To determine the effect of statins on the progression of subclinical atherosclerosis in a population of HIV-infected adults on antiretroviral therapy.
Double-blind, randomized clinical trial METHODS:: SATURN-HIV was a 96-week double-blind, randomized clinical trial of 10 mg daily rosuvastatin (n = 72) versus placebo (n = 75) in a population of HIV-infected subjects on stable antiretroviral therapy with LDL-cholesterol ≤130 mg/dL (≤3.36mmol/L) and evidence of heightened T-cell activation (CD8+CD38+HLA-DR+ ≥19%) or increased inflammation (high sensitivity C-reactive protein ≥2 mg/L (≥19mmol/L)). Change in common carotid artery IMT (CCA-IMT) was the primary outcome. Secondary outcomes were changes in LDL and coronary artery calcium (CAC).
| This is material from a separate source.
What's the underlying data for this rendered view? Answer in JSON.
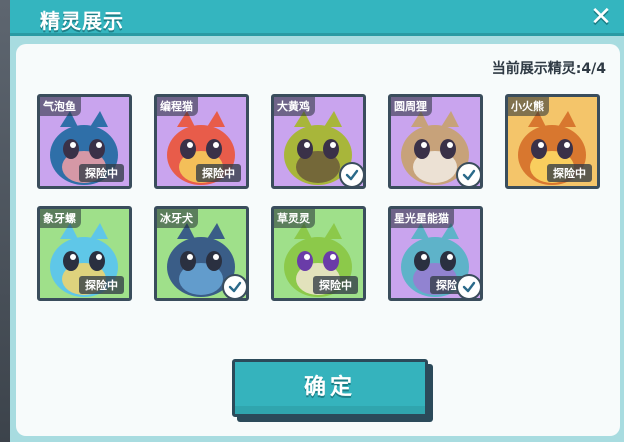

Median (Q1, Q3) age was 46 (40, 53) years; 78% were male and 68% African American; 49% were on a protease inhibitor. Mean (95% CI) change in LDL was -21 (-27 to -15) mg/dL [-0.54 (-0.70 to -0.39) mmol/L] in the rosuvastatin arm. In a multivariable linear mixed-effects model, assignment to statin was associated with 0.019 mm (95% CI: 0.002-0.037 mm) less progression of CCA-IMT over 96 weeks. We did not find substantial effect modification by level of inflammation or immune activation biomarkers, except for a borderline statistically significant interaction for soluble vascular cell adhesion molecule (p = 0.065). There was no difference in CAC change (p = 0.61).
Rosuvastatin effectively lowers LDL and appears to substantially slow progression of CCA-IMT in patients with treated HIV infection. Future study is needed to determine whether subjects with higher levels of inflammation or immune activation derive greater cardiovascular benefit from statin therapy.